Question

Find the value of $\tan 9{}^\circ \tan 43{}^\circ \tan 60{}^\circ \tan 47{}^\circ \tan 81{}^\circ $.

Answer 1

Hint: This kind of problem observes the values of angles. If there are any angles for which their sum is equal to $90{}^\circ $ or $180{}^\circ $ etc. Then convert either one of those trigonometric ratios into an anti-trigonometric ratio. Then both get canceled and the result will remain. You will get the clarity once we start the problem.

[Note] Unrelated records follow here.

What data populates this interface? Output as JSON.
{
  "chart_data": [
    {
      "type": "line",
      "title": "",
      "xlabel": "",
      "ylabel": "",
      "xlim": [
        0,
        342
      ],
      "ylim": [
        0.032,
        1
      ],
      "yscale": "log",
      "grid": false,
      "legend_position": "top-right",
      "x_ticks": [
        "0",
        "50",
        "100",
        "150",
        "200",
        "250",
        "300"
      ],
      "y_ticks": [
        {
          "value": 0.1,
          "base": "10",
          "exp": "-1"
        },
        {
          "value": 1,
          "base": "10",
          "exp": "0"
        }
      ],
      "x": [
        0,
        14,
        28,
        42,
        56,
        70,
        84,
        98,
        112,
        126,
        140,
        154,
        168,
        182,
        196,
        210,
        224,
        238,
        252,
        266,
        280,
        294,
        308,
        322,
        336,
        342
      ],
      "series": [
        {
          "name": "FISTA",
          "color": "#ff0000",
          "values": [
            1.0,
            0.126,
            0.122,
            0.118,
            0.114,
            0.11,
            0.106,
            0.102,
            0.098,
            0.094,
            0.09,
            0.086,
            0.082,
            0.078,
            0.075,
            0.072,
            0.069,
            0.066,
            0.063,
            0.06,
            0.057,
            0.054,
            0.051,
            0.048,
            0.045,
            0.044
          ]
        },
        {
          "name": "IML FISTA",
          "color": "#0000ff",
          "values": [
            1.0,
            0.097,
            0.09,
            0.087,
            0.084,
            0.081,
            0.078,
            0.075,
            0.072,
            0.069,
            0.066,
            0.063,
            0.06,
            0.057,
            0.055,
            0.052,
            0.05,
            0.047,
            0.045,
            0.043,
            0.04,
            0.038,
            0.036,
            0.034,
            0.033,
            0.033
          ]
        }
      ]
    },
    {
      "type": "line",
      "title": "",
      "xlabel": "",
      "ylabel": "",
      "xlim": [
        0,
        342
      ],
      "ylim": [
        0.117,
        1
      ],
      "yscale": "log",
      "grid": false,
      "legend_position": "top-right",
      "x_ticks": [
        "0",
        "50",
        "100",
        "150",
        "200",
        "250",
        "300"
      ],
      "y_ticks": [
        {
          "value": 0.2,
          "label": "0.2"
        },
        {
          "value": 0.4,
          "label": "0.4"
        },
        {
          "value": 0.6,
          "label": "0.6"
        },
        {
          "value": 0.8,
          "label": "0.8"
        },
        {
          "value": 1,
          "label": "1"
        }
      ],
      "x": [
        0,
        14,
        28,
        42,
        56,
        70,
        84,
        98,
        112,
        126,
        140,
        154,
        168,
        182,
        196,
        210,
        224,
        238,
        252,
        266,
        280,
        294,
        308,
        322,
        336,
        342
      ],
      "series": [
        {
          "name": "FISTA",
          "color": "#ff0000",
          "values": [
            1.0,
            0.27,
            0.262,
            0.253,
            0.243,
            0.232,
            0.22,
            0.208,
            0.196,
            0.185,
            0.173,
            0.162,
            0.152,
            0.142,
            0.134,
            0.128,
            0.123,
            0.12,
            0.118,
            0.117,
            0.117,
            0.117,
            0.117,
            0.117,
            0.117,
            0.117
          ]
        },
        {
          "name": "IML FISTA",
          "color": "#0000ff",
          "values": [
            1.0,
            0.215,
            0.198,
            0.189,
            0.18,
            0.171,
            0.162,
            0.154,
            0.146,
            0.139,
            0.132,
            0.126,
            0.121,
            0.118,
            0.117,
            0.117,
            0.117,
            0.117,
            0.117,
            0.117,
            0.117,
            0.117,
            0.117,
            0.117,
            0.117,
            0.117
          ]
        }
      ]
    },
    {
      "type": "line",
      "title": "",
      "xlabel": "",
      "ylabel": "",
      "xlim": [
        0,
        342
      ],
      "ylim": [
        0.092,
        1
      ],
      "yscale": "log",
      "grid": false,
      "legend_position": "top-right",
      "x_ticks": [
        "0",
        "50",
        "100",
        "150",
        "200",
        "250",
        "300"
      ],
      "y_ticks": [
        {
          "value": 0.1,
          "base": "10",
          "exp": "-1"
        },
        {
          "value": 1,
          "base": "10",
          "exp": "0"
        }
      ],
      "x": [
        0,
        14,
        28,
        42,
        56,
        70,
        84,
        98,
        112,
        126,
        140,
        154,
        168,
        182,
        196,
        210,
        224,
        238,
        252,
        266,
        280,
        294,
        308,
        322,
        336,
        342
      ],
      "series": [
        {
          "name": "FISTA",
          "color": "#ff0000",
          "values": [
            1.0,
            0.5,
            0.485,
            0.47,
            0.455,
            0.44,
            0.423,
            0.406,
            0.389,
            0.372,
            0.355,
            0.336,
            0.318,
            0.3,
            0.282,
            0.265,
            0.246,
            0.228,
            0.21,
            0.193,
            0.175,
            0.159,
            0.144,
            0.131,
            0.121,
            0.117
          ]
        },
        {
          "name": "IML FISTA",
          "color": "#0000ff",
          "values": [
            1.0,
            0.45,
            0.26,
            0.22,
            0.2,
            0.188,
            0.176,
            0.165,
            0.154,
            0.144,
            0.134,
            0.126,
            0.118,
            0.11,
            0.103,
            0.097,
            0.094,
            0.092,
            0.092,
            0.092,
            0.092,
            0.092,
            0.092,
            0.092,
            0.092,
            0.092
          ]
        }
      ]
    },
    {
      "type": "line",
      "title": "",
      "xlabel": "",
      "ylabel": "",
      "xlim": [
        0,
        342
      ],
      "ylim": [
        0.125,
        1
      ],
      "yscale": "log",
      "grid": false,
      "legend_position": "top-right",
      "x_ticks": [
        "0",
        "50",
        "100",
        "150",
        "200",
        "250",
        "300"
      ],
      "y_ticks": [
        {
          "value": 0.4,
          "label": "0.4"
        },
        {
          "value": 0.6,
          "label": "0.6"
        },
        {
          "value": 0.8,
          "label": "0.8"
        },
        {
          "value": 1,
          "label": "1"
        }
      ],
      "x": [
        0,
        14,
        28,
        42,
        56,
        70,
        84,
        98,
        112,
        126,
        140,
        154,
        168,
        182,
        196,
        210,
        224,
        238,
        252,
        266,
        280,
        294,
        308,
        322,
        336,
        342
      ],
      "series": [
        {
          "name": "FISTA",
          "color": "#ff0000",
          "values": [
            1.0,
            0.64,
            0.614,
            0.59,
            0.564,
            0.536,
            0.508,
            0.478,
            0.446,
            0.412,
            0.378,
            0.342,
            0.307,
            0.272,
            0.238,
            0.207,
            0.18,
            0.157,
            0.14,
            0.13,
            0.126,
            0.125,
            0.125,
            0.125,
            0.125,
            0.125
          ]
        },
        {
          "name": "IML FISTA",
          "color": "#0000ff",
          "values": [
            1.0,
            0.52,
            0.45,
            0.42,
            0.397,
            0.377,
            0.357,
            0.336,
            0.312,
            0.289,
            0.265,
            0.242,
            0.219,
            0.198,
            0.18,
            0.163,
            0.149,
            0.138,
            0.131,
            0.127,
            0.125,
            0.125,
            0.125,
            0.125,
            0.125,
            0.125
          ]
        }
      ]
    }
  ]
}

Complete step by step answer:
Given that $\tan 9{}^\circ \tan 43{}^\circ \tan 60{}^\circ \tan 47{}^\circ \tan 81{}^\circ $
Here we have $9{}^\circ +81{}^\circ =90{}^\circ $ and $43{}^\circ +47{}^\circ =90{}^\circ $ so we will convert $\tan 9{}^\circ $ or $\tan 81{}^\circ $ to $\cot x$ and $\tan 43{}^\circ $ or $\tan 47{}^\circ $ to $\cot $.so
$\Rightarrow \tan 9{}^\circ \tan 43{}^\circ \tan 60{}^\circ \tan 47{}^\circ \tan 81{}^\circ =\tan 9{}^\circ \tan 43{}^\circ \tan 60{}^\circ \tan \left( 90{}^\circ -43{}^\circ \right)\tan \left( 90{}^\circ -9{}^\circ \right)$
We know that $\tan \left( 90{}^\circ -\theta \right)=\cot \theta $ then
$\Rightarrow \tan 9{}^\circ \tan 43{}^\circ \tan 60{}^\circ \tan 47{}^\circ \tan 81{}^\circ =\tan 9{}^\circ \tan 43{}^\circ \tan 60{}^\circ \cot 43{}^\circ \cot 9{}^\circ $
We know that $\cot x=\dfrac{1}{\tan x}$, then
$\begin{align}
  &\Rightarrow \tan 9{}^\circ \tan 43{}^\circ \tan 60{}^\circ \tan 47{}^\circ \tan 81{}^\circ =\left( \tan 9{}^\circ \times \dfrac{1}{\tan 9{}^\circ } \right)\left( \tan 43{}^\circ \times \dfrac{1}{\tan 43{}^\circ } \right)\tan 60{}^\circ \\
 & =1\left( 1 \right)\tan 60{}^\circ
\end{align}$
Substituting the value of $\tan 60{}^\circ =\sqrt{3}$ in the above equation, then
$\Rightarrow \tan 9{}^\circ \tan 43{}^\circ \tan 60{}^\circ \tan 47{}^\circ \tan 81{}^\circ =\sqrt{3}$

Note: While converting the trigonometric ratios we need to keep an eye on the sign conventions. We generally follow the below diagram to find the sign convention for the trigonometric ratios of different angles in different quadrants.

For the even angles the trigonometric ratios change to their respective inverse trigonometric ratio.